Le Malien moyen aura toujours accès à son compte bancaire et pourra y faire des retrait. Mais si un agent économique doit être payé en chèque par exemple par une autre banque, il ne pourra malheureusement rentrer en possession de cet argent que s'il va dans cette banque-là pour toucher le chèque [...] Depuis ce matin, il y a de la queue [devant les banques] et au niveau des marchés, c'est la même chose, c'est la panique qui s'installe

Etienne Fabaka Sissoko: «vous voyez l'affluence au niveau des banques maliennes»

Une économie qui va devoir vivre financièrement en autarcie. Compliqué quand on sait que 60% du commerce extérieur du Mali se fait avec les pays voisins, et ce commerce est désormais réduit à néant. Alors, certes, il y a des exemptions pour les produits de base, les équipements médicaux, les hydrocarbures et l'énergie.
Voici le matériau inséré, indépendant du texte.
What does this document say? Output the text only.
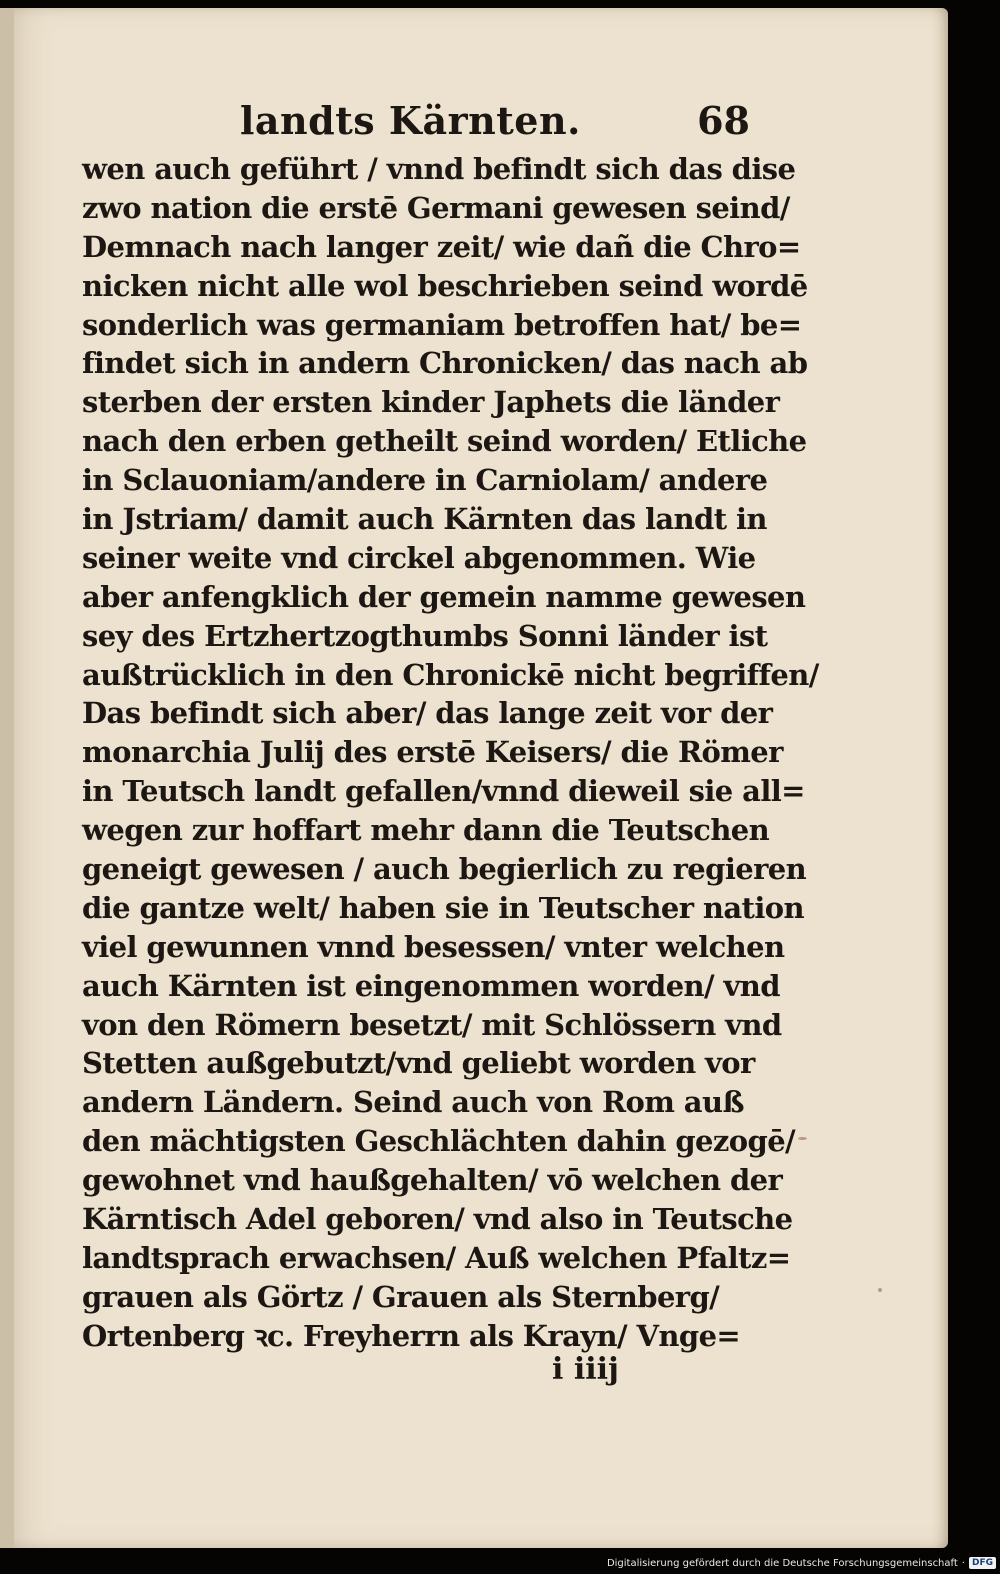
landts Kärnten.	68
wen auch geführt / vnnd befindt sich das dise
zwo nation die erstē Germani gewesen seind/
Demnach nach langer zeit/ wie dañ die Chro=
nicken nicht alle wol beschrieben seind wordē
sonderlich was germaniam betroffen hat/ be=
findet sich in andern Chronicken/ das nach ab
sterben der ersten kinder Japhets die länder
nach den erben getheilt seind worden/ Etliche
in Sclauoniam/andere in Carniolam/ andere
in Jstriam/ damit auch Kärnten das landt in
seiner weite vnd circkel abgenommen. Wie
aber anfengklich der gemein namme gewesen
sey des Ertzhertzogthumbs Sonni länder ist
außtrücklich in den Chronickē nicht begriffen/
Das befindt sich aber/ das lange zeit vor der
monarchia Julij des erstē Keisers/ die Römer
in Teutsch landt gefallen/vnnd dieweil sie all=
wegen zur hoffart mehr dann die Teutschen
geneigt gewesen / auch begierlich zu regieren
die gantze welt/ haben sie in Teutscher nation
viel gewunnen vnnd besessen/ vnter welchen
auch Kärnten ist eingenommen worden/ vnd
von den Römern besetzt/ mit Schlössern vnd
Stetten außgebutzt/vnd geliebt worden vor
andern Ländern. Seind auch von Rom auß
den mächtigsten Geschlächten dahin gezogē/
gewohnet vnd haußgehalten/ vō welchen der
Kärntisch Adel geboren/ vnd also in Teutsche
landtsprach erwachsen/ Auß welchen Pfaltz=
grauen als Görtz / Grauen als Sternberg/
Ortenberg ꝛc. Freyherrn als Krayn/ Vnge=
i iiij
Digitalisierung gefördert durch die Deutsche Forschungsgemeinschaft · DFG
Mais encore faut-il disposer de fonds et devises pour les acheter.

L'import export risque donc d'être l'un des secteurs les plus fortement touchés. Allongement des délais de livraison, augmentation des coûts de transport et de transits, retards possibles de livraison... Moussa Diarra, à la tête de la société Recoma, se prépare aux conséquences de ces mesures, tout en réfléchissant à des solutions.

« Il y a déjà une perturbation due à la pandémie et la pluie de sanctions va accentuer cette perturbation. Il y aura un impact mais il sera contenu. Ce n’est pas la première fois, puisque lors du coup d’Etat qui a renversé le président ATT il y avait déjà eu des sanctions de la Cédéao contre le Mali et je me souviens, les commerçants se sont regroupés, on s’est parlé et on s’est dit : "il faut pas que l’approvisionnement du pays soit coupé, il faut qu’on joue notre rôle patriotique. Et voilà ceux qui déchargeaient à tel port, allez plutôt à tel autre port qui est 1000 km plus loin." Et on est passé par le port de la Guinée, de la Mauritanie, du Ghana. Il y a tous ces pays qui ont des espaces réservés au Mali. Il est possible de s’adapter, de faire autrement. »

L'incertitude la plus totale règne aujourd'hui à Bamako et les consommateurs le sentent puisque depuis ce lundi matin des files d'attentes se sont formées devant les banques et dans les grands marchés. Les gens font des provisions comme ils le peuvent, et s'attendent à des semaines difficiles sur le plan économique.

Assis derrière son bureau Ibrahima Sory Dembélé égrène les documents de ses dernières commandes. Commercant dans le domaine de l’import export, il fait ses comptes et tente de quantifier l’impact de la fermeture des frontières de l’espace Cédéao sur ses activités.